The problem goes as follows:
Let $(a,b)$ and $(c,d)$ be two linearly independent vectors in $\mathbb{Z}^2$. Show that the abelian group $$ G = \mathbb{Z}^2/\langle(a,b); (c,d)\rangle$$ is finite, and determine the cardinality of $G$ in terms of $a,b,c,d$.
It's related to the fundamental theorem of finitely generated modules over PID. Since $(a,b)$ and $(c,d)$ are linearly independent, form the vectors in a $2\times2$ matrix $\begin{pmatrix} a& b \\ c & d \end{pmatrix}=:A$. Applying the theorem, we can find two invertible matrices, say, $S$ and $T$ over $\mathbb{Z}$ such that $S\begin{pmatrix} a& b \\ c & d \end{pmatrix}T = \begin{pmatrix} d_1& 0 \\ 0 & d_2 \end{pmatrix}=:D$, where $d_1,d_2\in\mathbb{Z}$ and $d_1|d_2$. We see that $\det A = \det D = \pm d_1d_2$. So $\det S = \pm 1 = \det T$. Then we have that $$G = \mathbb{Z}^2/\langle(a,b); (c,d)\rangle\cong \mathbb{Z}_{d_1}\times \mathbb{Z}_{d_2}.$$ It seems to me that $G$ is finite and $|G| = |\det A|$. But I am not sure how to prove it.
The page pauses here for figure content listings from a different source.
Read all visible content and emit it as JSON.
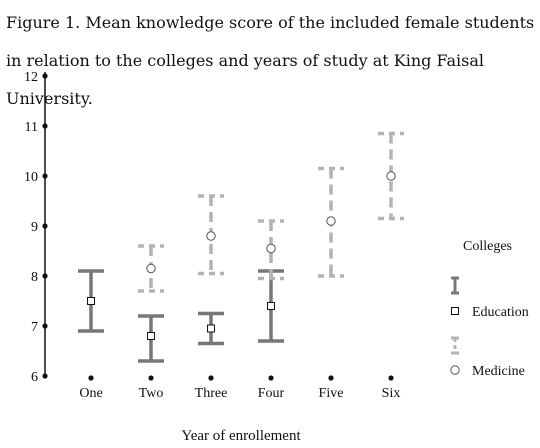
{
  "figure": {
    "title": "Figure 1. Mean knowledge score of the included female students in relation to the colleges and years of study at King Faisal University."
  },
  "chart_data": {
    "type": "errorbar",
    "xlabel": "Year of enrollement",
    "ylabel": "",
    "categories": [
      "One",
      "Two",
      "Three",
      "Four",
      "Five",
      "Six"
    ],
    "ylim": [
      6,
      12
    ],
    "yticks": [
      6,
      7,
      8,
      9,
      10,
      11,
      12
    ],
    "grid": false,
    "legend": {
      "title": "Colleges",
      "placement": "right"
    },
    "series": [
      {
        "name": "Education",
        "color": "#777777",
        "marker": "square",
        "line": "solid",
        "points": [
          {
            "x": "One",
            "mean": 7.5,
            "low": 6.9,
            "high": 8.1
          },
          {
            "x": "Two",
            "mean": 6.8,
            "low": 6.3,
            "high": 7.2
          },
          {
            "x": "Three",
            "mean": 6.95,
            "low": 6.65,
            "high": 7.25
          },
          {
            "x": "Four",
            "mean": 7.4,
            "low": 6.7,
            "high": 8.1
          }
        ]
      },
      {
        "name": "Medicine",
        "color": "#b3b3b3",
        "marker": "circle",
        "line": "dashed",
        "points": [
          {
            "x": "Two",
            "mean": 8.15,
            "low": 7.7,
            "high": 8.6
          },
          {
            "x": "Three",
            "mean": 8.8,
            "low": 8.05,
            "high": 9.6
          },
          {
            "x": "Four",
            "mean": 8.55,
            "low": 7.95,
            "high": 9.1
          },
          {
            "x": "Five",
            "mean": 9.1,
            "low": 8.0,
            "high": 10.15
          },
          {
            "x": "Six",
            "mean": 10.0,
            "low": 9.15,
            "high": 10.85
          }
        ]
      }
    ]
  }
}
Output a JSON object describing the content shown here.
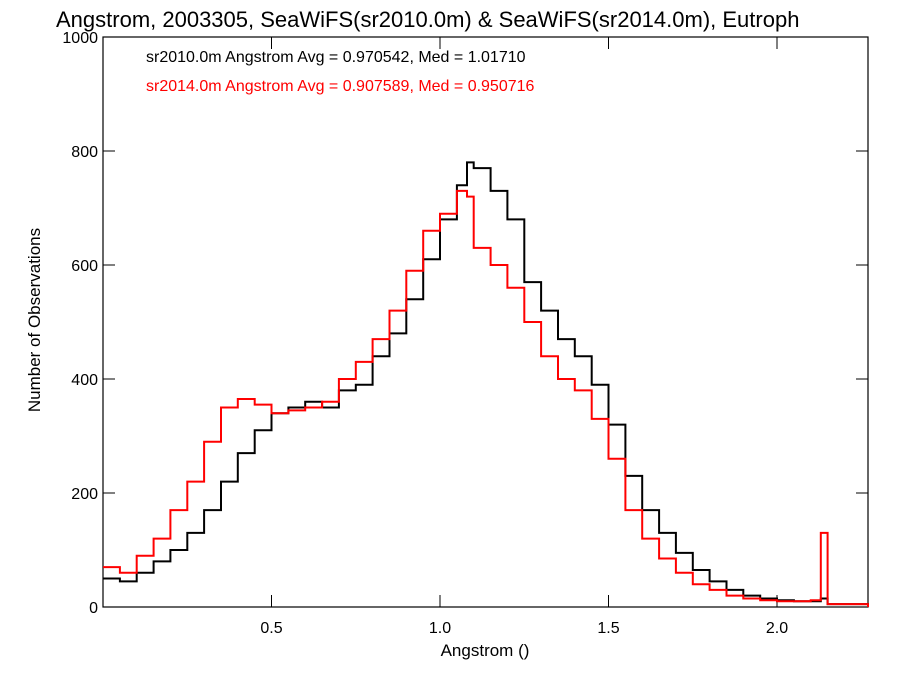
{
  "chart_data": {
    "type": "line",
    "title": "Angstrom, 2003305, SeaWiFS(sr2010.0m) & SeaWiFS(sr2014.0m), Eutroph",
    "xlabel": "Angstrom ()",
    "ylabel": "Number of Observations",
    "xlim": [
      0.0,
      2.27
    ],
    "ylim": [
      0,
      1000
    ],
    "xticks": [
      0.5,
      1.0,
      1.5,
      2.0
    ],
    "xtick_labels": [
      "0.5",
      "1.0",
      "1.5",
      "2.0"
    ],
    "yticks": [
      0,
      200,
      400,
      600,
      800,
      1000
    ],
    "ytick_labels": [
      "0",
      "200",
      "400",
      "600",
      "800",
      "1000"
    ],
    "grid": false,
    "annotations": [
      {
        "text": "sr2010.0m Angstrom Avg = 0.970542, Med = 1.01710",
        "color": "#000000"
      },
      {
        "text": "sr2014.0m Angstrom Avg = 0.907589, Med = 0.950716",
        "color": "#ff0000"
      }
    ],
    "series": [
      {
        "color": "#000000",
        "points": [
          [
            0.0,
            50
          ],
          [
            0.05,
            45
          ],
          [
            0.1,
            60
          ],
          [
            0.15,
            80
          ],
          [
            0.2,
            100
          ],
          [
            0.25,
            130
          ],
          [
            0.3,
            170
          ],
          [
            0.35,
            220
          ],
          [
            0.4,
            270
          ],
          [
            0.45,
            310
          ],
          [
            0.5,
            340
          ],
          [
            0.55,
            350
          ],
          [
            0.6,
            360
          ],
          [
            0.65,
            350
          ],
          [
            0.7,
            380
          ],
          [
            0.75,
            390
          ],
          [
            0.8,
            440
          ],
          [
            0.85,
            480
          ],
          [
            0.9,
            540
          ],
          [
            0.95,
            610
          ],
          [
            1.0,
            680
          ],
          [
            1.05,
            740
          ],
          [
            1.08,
            780
          ],
          [
            1.1,
            770
          ],
          [
            1.15,
            730
          ],
          [
            1.2,
            680
          ],
          [
            1.25,
            570
          ],
          [
            1.3,
            520
          ],
          [
            1.35,
            470
          ],
          [
            1.4,
            440
          ],
          [
            1.45,
            390
          ],
          [
            1.5,
            320
          ],
          [
            1.55,
            230
          ],
          [
            1.6,
            170
          ],
          [
            1.65,
            130
          ],
          [
            1.7,
            95
          ],
          [
            1.75,
            65
          ],
          [
            1.8,
            45
          ],
          [
            1.85,
            30
          ],
          [
            1.9,
            20
          ],
          [
            1.95,
            15
          ],
          [
            2.0,
            12
          ],
          [
            2.05,
            10
          ],
          [
            2.1,
            10
          ],
          [
            2.13,
            15
          ],
          [
            2.15,
            5
          ],
          [
            2.27,
            0
          ]
        ]
      },
      {
        "color": "#ff0000",
        "points": [
          [
            0.0,
            70
          ],
          [
            0.05,
            60
          ],
          [
            0.1,
            90
          ],
          [
            0.15,
            120
          ],
          [
            0.2,
            170
          ],
          [
            0.25,
            220
          ],
          [
            0.3,
            290
          ],
          [
            0.35,
            350
          ],
          [
            0.4,
            365
          ],
          [
            0.45,
            355
          ],
          [
            0.5,
            340
          ],
          [
            0.55,
            345
          ],
          [
            0.6,
            350
          ],
          [
            0.65,
            360
          ],
          [
            0.7,
            400
          ],
          [
            0.75,
            430
          ],
          [
            0.8,
            470
          ],
          [
            0.85,
            520
          ],
          [
            0.9,
            590
          ],
          [
            0.95,
            660
          ],
          [
            1.0,
            690
          ],
          [
            1.05,
            730
          ],
          [
            1.08,
            720
          ],
          [
            1.1,
            630
          ],
          [
            1.15,
            600
          ],
          [
            1.2,
            560
          ],
          [
            1.25,
            500
          ],
          [
            1.3,
            440
          ],
          [
            1.35,
            400
          ],
          [
            1.4,
            380
          ],
          [
            1.45,
            330
          ],
          [
            1.5,
            260
          ],
          [
            1.55,
            170
          ],
          [
            1.6,
            120
          ],
          [
            1.65,
            85
          ],
          [
            1.7,
            60
          ],
          [
            1.75,
            40
          ],
          [
            1.8,
            30
          ],
          [
            1.85,
            20
          ],
          [
            1.9,
            15
          ],
          [
            1.95,
            12
          ],
          [
            2.0,
            10
          ],
          [
            2.05,
            10
          ],
          [
            2.1,
            12
          ],
          [
            2.13,
            130
          ],
          [
            2.15,
            5
          ],
          [
            2.27,
            0
          ]
        ]
      }
    ]
  }
}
Although I was told to consider for a particular case of the group, I still am having a hard time to come up a complete solution. Anything would be appreciated! Thanks in advance.
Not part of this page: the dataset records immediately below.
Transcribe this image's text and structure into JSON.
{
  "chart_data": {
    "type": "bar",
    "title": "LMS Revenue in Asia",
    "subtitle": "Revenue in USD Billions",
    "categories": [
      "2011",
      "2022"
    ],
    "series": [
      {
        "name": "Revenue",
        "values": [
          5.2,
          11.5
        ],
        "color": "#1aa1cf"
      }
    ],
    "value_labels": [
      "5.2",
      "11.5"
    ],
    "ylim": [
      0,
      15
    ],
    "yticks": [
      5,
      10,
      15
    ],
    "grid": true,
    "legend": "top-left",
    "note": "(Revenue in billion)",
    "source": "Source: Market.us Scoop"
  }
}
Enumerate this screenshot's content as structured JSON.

Since $G\equiv \Bbb{Z}_{d_1}\times \Bbb{Z}_{d_2}$, the order of $G$ is $d_1d_2$. Now, obviously, $d_1d_2=\det D$. Now, $SAT=D$, so $\det S\cdot \det A\det T=\det D$. Take the absolute value, and we get $|\det S||\det A||\det T|=|\det D|$. However, $\det S,\det T=\pm 1$, so $|\det S|=|\det T|=1$. Therefore, they cancel out and we get $|\det A|=|\det D|=|d_1d_2|$. Thus, in short, the order of $G$ is $d_1d_2$ and $|\det A|=d_1d_2$, so $|G|=|\det A|$.
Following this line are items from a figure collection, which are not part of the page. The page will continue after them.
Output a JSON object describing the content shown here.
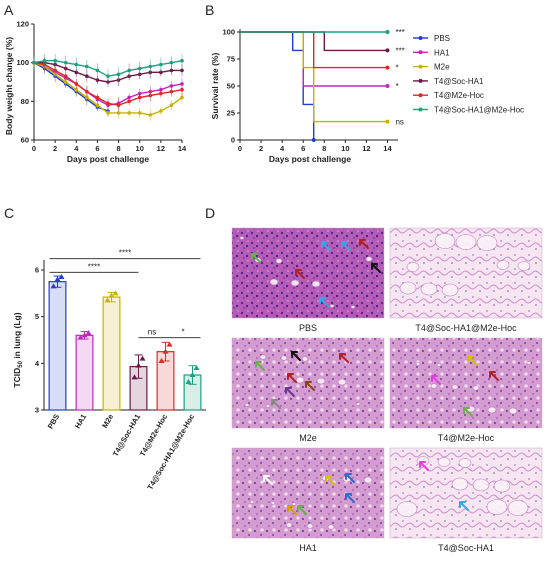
{
  "panels": {
    "A": "A",
    "B": "B",
    "C": "C",
    "D": "D"
  },
  "colors": {
    "PBS": "#1f3fd1",
    "HA1": "#c026c0",
    "M2e": "#c8b400",
    "T4@Soc-HA1": "#6b1a4a",
    "T4@M2e-Hoc": "#e02828",
    "T4@Soc-HA1@M2e-Hoc": "#20a082"
  },
  "chart_data": [
    {
      "type": "line",
      "panel": "A",
      "xlabel": "Days post challenge",
      "ylabel": "Body weight change (%)",
      "xlim": [
        0,
        14
      ],
      "ylim": [
        60,
        120
      ],
      "xticks": [
        "0",
        "2",
        "4",
        "6",
        "8",
        "10",
        "12",
        "14"
      ],
      "yticks": [
        "60",
        "80",
        "100",
        "120"
      ],
      "x": [
        0,
        1,
        2,
        3,
        4,
        5,
        6,
        7,
        8,
        9,
        10,
        11,
        12,
        13,
        14
      ],
      "series": [
        {
          "key": "PBS",
          "values": [
            100,
            97,
            93,
            89,
            85,
            81,
            77,
            75,
            null,
            null,
            null,
            null,
            null,
            null,
            null
          ]
        },
        {
          "key": "HA1",
          "values": [
            100,
            98,
            95,
            92,
            89,
            85,
            81,
            78,
            79,
            82,
            84,
            85,
            86,
            88,
            89
          ]
        },
        {
          "key": "M2e",
          "values": [
            100,
            98,
            94,
            90,
            86,
            82,
            78,
            74,
            74,
            74,
            74,
            73,
            75,
            78,
            82
          ]
        },
        {
          "key": "T4@Soc-HA1",
          "values": [
            100,
            100,
            99,
            97,
            95,
            93,
            91,
            90,
            91,
            93,
            94,
            95,
            95,
            96,
            96
          ]
        },
        {
          "key": "T4@M2e-Hoc",
          "values": [
            100,
            99,
            96,
            93,
            89,
            85,
            82,
            79,
            78,
            80,
            82,
            83,
            84,
            85,
            86
          ]
        },
        {
          "key": "T4@Soc-HA1@M2e-Hoc",
          "values": [
            100,
            101,
            101,
            100,
            99,
            98,
            96,
            93,
            94,
            96,
            97,
            98,
            99,
            100,
            101
          ]
        }
      ]
    },
    {
      "type": "line",
      "panel": "B",
      "xlabel": "Days post challenge",
      "ylabel": "Survival rate (%)",
      "xlim": [
        0,
        15
      ],
      "ylim": [
        0,
        100
      ],
      "xticks": [
        "0",
        "2",
        "4",
        "6",
        "8",
        "10",
        "12",
        "14"
      ],
      "yticks": [
        "0",
        "25",
        "50",
        "75",
        "100"
      ],
      "series": [
        {
          "key": "PBS",
          "name": "PBS",
          "steps": [
            [
              0,
              100
            ],
            [
              5,
              100
            ],
            [
              5,
              83
            ],
            [
              6,
              83
            ],
            [
              6,
              33
            ],
            [
              7,
              33
            ],
            [
              7,
              0
            ]
          ],
          "sig": ""
        },
        {
          "key": "HA1",
          "name": "HA1",
          "steps": [
            [
              0,
              100
            ],
            [
              6,
              100
            ],
            [
              6,
              50
            ],
            [
              14,
              50
            ]
          ],
          "sig": "*"
        },
        {
          "key": "M2e",
          "name": "M2e",
          "steps": [
            [
              0,
              100
            ],
            [
              6,
              100
            ],
            [
              6,
              67
            ],
            [
              7,
              67
            ],
            [
              7,
              17
            ],
            [
              14,
              17
            ]
          ],
          "sig": "ns"
        },
        {
          "key": "T4@Soc-HA1",
          "name": "T4@Soc-HA1",
          "steps": [
            [
              0,
              100
            ],
            [
              8,
              100
            ],
            [
              8,
              83
            ],
            [
              14,
              83
            ]
          ],
          "sig": "***"
        },
        {
          "key": "T4@M2e-Hoc",
          "name": "T4@M2e-Hoc",
          "steps": [
            [
              0,
              100
            ],
            [
              7,
              100
            ],
            [
              7,
              67
            ],
            [
              14,
              67
            ]
          ],
          "sig": "*"
        },
        {
          "key": "T4@Soc-HA1@M2e-Hoc",
          "name": "T4@Soc-HA1@M2e-Hoc",
          "steps": [
            [
              0,
              100
            ],
            [
              14,
              100
            ]
          ],
          "sig": "***"
        }
      ]
    },
    {
      "type": "bar",
      "panel": "C",
      "ylabel": "TCID50 in lung (Lg)",
      "ylim": [
        3,
        6
      ],
      "yticks": [
        "3",
        "4",
        "5",
        "6"
      ],
      "categories": [
        "PBS",
        "HA1",
        "M2e",
        "T4@Soc-HA1",
        "T4@M2e-Hoc",
        "T4@Soc-HA1@M2e-Hoc"
      ],
      "values": [
        5.75,
        4.6,
        5.42,
        3.93,
        4.25,
        3.75
      ],
      "errors": [
        0.12,
        0.08,
        0.1,
        0.25,
        0.2,
        0.2
      ],
      "points": [
        [
          5.65,
          5.8,
          5.85
        ],
        [
          4.55,
          4.6,
          4.65
        ],
        [
          5.35,
          5.45,
          5.5
        ],
        [
          3.7,
          3.95,
          4.1
        ],
        [
          4.05,
          4.25,
          4.4
        ],
        [
          3.6,
          3.75,
          3.9
        ]
      ],
      "significance": [
        {
          "label": "****",
          "from": 0,
          "to": 5,
          "level": 6.2
        },
        {
          "label": "****",
          "from": 0,
          "to": 3,
          "level": 5.95
        },
        {
          "label": "ns",
          "from": 3,
          "to": 4,
          "level": 4.55
        },
        {
          "label": "*",
          "from": 4,
          "to": 5,
          "level": 4.55
        }
      ]
    }
  ],
  "histology": {
    "tiles": [
      {
        "label": "PBS"
      },
      {
        "label": "T4@Soc-HA1@M2e-Hoc"
      },
      {
        "label": "M2e"
      },
      {
        "label": "T4@M2e-Hoc"
      },
      {
        "label": "HA1"
      },
      {
        "label": "T4@Soc-HA1"
      }
    ]
  }
}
Also, I tried to figure this out in an alternate way to validate your proof, but ultimately failed. However, I still think it's interesting. First, let $N$ be the normal subgroup generated by $(a,b)$ and $(c,d)$. Then, let's consider the order of $(x,y)+N$, just to kind of explore the group. Eventually, we should get to some $(nx,ny)+N$ which is a linear combination of $(a,b)$ and $(c,d)$. That gives us the following system:
$$c_1a+c_2c=nx$$ $$c_1b+c_2d=ny$$
By Cramer's Rule, the solution to this system is: $$c_1=\frac{n(dx-cy)}{ad-bc}, c_2=\frac{n(ay-bx)}{ad-bc}$$
Now, $n$ is the smallest integer where these two constants are integers, so at the very least, we know $n$ is a factor of $ad-bc$. From that and the fact that this is a finitely generated abelian group, we know that the group is finite and thus it's going to be in the form of $\Bbb{Z}_{a_1}\times\Bbb{Z}_{a_2}\times...$. Furthermore, we know that $(1,0)+N$ and $(0,1)+N$ generates the group, so it's going to be in the form of $\Bbb{Z}_{a_1}\times\Bbb{Z}_{a_2}$ for some $a_1$ and $a_2$. (This has been proven in another StackExchange question.)
Now the proof linked above also implies that $|G/N|$ is the product of the order of $(1,0)+N$ and the order of $(0,1)+N$ divided by the order of $(G/N)/C$, where $C$ is the cyclic subgroup generated by $(1,0)+N$. Now, I don't know if it helps, but maybe it does. Anyway, that's as far as I got, so good luck with the rest.